The three dogs were still growling, despite their masters’ hands on their necks trying to calm them, as if somehow they could see our lies for what they were and knew that we were dangerous. One of the huscarls had managed to attach a leash to the collar of the largest, but the animal was too strong, straining at the rope, and the man could barely hold him back.
‘Skallagrim! Gunni! Alfketil!’ the Dane called to the three men in charge of the dogs, including the one with the leash, then pointed to the animals and said something in his own tongue. He turned back to Eudo. ‘If you want to see the hostages then yes, you’ll tell me what you want with them, and why it needs ten of you.’ He glanced at Runstan. ‘And what about you, Englishman?’ he asked, clearly recognising him by his dress and his features to be different from the rest of us. ‘Are you with these Flemings?’
The Englishman began to open his mouth, and suddenly a cold feeling overcame me as I thought he was about to give us away, when Pons, who was standing not far behind, clouted him about the back of the head, sending him sprawling upon the dirt.
‘Keep your mouth shut, slave,’ he said. ‘Remember your place.’
That was quick thinking, I thought. It took me but a moment to recover my voice.
‘He belongs to me,’ I told the Dane. ‘He speaks only with my permission.’
Pons had obviously hit Runstan harder than I’d realised, for he was crying out in pain, shouting insults at us, calling us sons of whores and even worse. I nodded to Pons, who kicked him in the gut, and that discouraged him from saying anything further.
Still, the Dane seemed convinced by our story. Shouting now to make himself heard over the dogs’ barking, which I reckoned loud enough to wake the dead from their graves, he began: ‘Tell me what your business is with—’
He didn’t get the chance to finish, for at that moment the man holding the leash found himself dragged to the ground by the beast on the other end. Suddenly free, the animal hurled itself at one of Wace’s knights, who was not expecting it and fell backwards.
‘Harduin!’ Wace shouted, drawing his sword and rushing to his retainer’s aid even as the other two dogs broke free of their masters’ grips and charged, their teeth bared. One made for Wace himself, but he had enough time before it was upon him to raise his sword, plunging the tip of his blade into its breast as it leapt up at his chest. The other sank its teeth into Serlo’s ankle, and he swore violently as blood streamed from the wound, soaking into the hem of his trews.
The three huscarls who had been in charge of the hounds came forward, seeking at the same time to restrain them and to stop us from killing them. Most of the others were laughing, enjoying the spectacle as if it were some game, and among them was their captain.

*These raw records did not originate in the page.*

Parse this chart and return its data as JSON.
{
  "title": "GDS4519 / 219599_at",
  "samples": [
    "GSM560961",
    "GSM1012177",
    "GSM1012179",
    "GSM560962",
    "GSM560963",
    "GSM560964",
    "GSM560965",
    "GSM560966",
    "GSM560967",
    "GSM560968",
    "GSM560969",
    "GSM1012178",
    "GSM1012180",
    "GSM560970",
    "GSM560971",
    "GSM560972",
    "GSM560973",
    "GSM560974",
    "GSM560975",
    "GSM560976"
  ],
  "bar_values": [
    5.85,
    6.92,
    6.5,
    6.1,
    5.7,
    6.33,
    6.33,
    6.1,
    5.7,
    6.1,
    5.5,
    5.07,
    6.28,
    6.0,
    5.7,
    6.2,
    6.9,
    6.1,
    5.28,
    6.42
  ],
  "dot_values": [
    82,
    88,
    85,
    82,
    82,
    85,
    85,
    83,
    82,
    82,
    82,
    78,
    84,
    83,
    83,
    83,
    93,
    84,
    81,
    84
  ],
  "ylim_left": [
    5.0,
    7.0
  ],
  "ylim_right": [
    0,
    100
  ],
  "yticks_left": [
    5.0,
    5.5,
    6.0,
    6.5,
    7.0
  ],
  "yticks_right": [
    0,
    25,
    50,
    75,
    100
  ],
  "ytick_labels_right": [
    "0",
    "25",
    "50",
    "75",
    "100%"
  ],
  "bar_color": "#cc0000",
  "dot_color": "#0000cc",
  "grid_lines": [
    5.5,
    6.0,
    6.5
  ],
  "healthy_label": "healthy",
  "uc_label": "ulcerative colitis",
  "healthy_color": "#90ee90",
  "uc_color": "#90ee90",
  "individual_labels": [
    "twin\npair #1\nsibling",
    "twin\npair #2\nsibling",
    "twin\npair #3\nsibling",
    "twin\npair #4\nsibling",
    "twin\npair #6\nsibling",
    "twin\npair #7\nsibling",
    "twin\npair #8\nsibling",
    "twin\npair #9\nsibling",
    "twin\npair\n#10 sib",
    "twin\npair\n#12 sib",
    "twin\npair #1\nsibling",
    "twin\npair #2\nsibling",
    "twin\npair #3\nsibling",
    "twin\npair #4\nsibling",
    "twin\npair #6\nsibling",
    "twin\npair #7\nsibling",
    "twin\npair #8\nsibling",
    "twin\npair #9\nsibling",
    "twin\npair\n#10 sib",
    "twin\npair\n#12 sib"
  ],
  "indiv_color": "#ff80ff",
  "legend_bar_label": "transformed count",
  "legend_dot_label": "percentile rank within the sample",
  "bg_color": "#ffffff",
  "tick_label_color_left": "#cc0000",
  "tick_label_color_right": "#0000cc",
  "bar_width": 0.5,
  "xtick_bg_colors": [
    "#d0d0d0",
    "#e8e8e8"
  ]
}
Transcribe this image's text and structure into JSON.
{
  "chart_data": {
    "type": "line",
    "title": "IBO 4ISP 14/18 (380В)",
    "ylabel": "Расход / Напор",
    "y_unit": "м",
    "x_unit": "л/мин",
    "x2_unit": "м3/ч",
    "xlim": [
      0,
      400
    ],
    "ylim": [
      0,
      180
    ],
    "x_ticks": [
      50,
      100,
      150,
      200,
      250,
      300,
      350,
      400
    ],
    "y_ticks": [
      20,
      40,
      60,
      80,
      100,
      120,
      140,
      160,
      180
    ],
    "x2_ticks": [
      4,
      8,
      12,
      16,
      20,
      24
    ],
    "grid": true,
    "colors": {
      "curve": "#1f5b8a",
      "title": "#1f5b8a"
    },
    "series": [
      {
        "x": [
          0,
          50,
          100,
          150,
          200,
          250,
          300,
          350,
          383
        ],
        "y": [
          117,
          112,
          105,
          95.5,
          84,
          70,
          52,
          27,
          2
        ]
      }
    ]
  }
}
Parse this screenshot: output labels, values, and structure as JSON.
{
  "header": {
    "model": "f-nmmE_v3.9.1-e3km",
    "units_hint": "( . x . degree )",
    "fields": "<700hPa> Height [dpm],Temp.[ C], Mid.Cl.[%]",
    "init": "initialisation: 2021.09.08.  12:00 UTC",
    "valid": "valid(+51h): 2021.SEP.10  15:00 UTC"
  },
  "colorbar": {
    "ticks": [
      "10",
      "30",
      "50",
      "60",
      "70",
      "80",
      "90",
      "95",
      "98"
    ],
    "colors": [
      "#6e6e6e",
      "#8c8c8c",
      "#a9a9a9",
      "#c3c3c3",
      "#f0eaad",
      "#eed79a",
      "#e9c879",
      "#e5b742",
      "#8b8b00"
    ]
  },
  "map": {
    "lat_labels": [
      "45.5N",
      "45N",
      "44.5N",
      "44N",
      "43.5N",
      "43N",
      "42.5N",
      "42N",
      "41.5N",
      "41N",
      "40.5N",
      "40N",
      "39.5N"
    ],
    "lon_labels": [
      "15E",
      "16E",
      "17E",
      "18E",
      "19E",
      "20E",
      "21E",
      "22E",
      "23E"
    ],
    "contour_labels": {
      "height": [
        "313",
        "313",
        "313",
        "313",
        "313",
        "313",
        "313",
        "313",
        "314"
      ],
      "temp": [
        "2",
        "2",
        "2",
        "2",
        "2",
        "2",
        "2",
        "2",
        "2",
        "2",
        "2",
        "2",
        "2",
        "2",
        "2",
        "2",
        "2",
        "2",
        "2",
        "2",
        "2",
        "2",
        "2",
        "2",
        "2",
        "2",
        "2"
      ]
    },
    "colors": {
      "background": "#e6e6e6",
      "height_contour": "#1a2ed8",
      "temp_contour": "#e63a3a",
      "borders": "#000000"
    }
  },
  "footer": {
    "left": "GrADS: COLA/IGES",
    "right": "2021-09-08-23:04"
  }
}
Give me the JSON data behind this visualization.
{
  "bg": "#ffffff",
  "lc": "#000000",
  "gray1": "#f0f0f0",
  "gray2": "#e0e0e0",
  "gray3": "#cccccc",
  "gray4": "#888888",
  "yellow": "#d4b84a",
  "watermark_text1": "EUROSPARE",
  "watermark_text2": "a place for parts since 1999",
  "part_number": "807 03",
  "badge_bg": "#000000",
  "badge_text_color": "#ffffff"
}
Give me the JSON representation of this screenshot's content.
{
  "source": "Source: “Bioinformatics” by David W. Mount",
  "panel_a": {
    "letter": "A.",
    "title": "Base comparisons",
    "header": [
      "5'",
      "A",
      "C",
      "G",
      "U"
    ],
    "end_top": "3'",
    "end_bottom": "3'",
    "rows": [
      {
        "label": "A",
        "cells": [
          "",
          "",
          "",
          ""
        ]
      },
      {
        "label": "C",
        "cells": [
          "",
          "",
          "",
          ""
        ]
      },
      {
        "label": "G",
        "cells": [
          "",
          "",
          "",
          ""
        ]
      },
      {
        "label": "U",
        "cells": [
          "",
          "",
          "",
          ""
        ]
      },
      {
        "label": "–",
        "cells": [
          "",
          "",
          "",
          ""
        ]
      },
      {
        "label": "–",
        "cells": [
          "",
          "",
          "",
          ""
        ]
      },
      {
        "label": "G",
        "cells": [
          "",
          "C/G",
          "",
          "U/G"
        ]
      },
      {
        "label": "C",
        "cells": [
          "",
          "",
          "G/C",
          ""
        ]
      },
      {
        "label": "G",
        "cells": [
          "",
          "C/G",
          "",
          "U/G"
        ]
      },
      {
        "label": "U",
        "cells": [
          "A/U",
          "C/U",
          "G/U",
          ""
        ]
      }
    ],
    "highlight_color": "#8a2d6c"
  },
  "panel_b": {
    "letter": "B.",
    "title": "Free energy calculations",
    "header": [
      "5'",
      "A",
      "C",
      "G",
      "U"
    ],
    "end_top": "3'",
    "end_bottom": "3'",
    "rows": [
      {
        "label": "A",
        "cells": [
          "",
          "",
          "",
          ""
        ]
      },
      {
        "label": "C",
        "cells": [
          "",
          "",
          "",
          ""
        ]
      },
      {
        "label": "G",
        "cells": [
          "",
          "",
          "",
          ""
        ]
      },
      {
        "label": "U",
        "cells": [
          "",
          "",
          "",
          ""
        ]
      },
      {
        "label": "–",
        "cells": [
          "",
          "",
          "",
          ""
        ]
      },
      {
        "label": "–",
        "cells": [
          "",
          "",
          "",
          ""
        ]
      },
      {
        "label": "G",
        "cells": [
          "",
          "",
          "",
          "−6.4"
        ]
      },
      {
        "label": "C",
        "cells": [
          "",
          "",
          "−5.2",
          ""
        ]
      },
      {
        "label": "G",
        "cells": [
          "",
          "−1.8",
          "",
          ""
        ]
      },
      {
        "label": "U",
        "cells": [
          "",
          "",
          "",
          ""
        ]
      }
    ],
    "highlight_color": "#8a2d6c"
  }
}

Our ruse wouldn’t hold for long, and so this seemed to me as good an opportunity as any we would get.
Roaring through gritted teeth, I pulled my blade free of its scabbard and, with all the might I could muster, heaved it towards the chest of the big man, who all of a sudden was no longer laughing as he saw the sharpened steel glinting wickedly in the light of his men’s torches. He ducked just in time, and my strike only succeeded in glancing off his upper arm, failing to penetrate the chain links of his hauberk.
‘Kill them,’ I shouted. ‘Kill them!’
I had thought somehow we might manage to get in and out of this stronghold without having to fight. A hollow hope that seemed in hindsight, since a fight was exactly what we had found.